Tradeoffs and limitations

  • No live OpenSSL/SQLite CVE feed. OpenSSL retired its JSON feed and OSV.dev doesn't index native libraries as packages. The bundled_runtime layer instead reports the exact OpenSSL and SQLite versions it found and points you at the upstream advisory pages (openssl-library.org/news/vulnerabilities/, sqlite.org/cves.html) so you can verify manually. The manifest-drift detection is real and runs every scan — that catches the most common failure mode (your manifest is lying about what shipped).
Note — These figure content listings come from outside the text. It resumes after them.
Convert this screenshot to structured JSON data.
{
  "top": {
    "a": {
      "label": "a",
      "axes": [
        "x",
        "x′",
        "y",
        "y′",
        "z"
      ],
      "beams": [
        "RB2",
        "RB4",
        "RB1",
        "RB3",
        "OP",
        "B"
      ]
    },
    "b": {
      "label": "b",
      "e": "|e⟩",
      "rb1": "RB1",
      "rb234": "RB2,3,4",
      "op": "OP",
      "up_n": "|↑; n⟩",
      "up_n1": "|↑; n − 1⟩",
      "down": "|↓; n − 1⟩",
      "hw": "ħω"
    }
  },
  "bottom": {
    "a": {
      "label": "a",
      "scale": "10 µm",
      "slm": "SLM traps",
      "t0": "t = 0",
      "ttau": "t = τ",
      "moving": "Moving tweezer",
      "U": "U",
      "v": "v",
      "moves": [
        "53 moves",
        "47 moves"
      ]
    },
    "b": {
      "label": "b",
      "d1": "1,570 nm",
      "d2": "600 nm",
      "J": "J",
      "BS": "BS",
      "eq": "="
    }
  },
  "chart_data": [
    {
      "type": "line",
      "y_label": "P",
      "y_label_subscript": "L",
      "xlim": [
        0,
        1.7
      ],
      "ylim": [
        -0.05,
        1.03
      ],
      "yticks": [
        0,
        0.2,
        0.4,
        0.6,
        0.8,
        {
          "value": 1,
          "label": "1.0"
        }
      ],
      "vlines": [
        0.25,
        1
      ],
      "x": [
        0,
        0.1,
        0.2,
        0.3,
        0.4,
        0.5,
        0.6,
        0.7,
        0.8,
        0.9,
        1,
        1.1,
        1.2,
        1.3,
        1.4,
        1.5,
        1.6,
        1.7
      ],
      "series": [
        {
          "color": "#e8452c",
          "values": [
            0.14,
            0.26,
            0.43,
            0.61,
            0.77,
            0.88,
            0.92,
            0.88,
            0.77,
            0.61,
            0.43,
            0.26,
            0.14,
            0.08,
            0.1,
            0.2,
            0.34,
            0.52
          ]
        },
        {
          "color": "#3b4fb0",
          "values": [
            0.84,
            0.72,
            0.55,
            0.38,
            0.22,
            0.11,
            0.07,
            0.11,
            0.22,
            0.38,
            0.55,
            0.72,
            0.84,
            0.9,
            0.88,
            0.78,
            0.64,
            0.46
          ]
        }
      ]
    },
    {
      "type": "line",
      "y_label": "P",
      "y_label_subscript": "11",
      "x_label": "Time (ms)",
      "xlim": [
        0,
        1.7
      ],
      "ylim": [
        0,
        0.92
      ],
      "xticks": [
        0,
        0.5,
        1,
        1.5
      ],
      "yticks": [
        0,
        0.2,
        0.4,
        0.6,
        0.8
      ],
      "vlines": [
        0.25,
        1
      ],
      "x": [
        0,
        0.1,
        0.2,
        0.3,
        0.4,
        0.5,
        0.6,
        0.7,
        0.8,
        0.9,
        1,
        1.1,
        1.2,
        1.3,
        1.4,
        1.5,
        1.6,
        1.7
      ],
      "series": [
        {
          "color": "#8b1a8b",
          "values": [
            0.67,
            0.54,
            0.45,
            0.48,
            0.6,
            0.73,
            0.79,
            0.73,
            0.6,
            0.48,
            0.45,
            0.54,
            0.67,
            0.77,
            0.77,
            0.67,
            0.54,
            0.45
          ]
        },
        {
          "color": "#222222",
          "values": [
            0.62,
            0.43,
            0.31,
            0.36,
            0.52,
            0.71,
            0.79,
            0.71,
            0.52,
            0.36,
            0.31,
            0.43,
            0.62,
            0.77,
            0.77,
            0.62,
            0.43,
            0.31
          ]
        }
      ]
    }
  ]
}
  • xcodebuild analyze is not in the Swift layer. The Clang Static Analyzer is the gold standard for Objective-C and Swift but requires a buildable Xcode project (signing, provisioning, the works). swiftlint is the pragmatic substitute that doesn't need a build. If you want clang-analyze in CI, run it as a separate step.

  • SQLite amalgamation is excluded from C-source scanning. It's ~9MB of well-tested code; running general C rules over it would produce thousands of low-value findings. Use the bundled_runtime layer to track its version against the SQLite advisory page instead.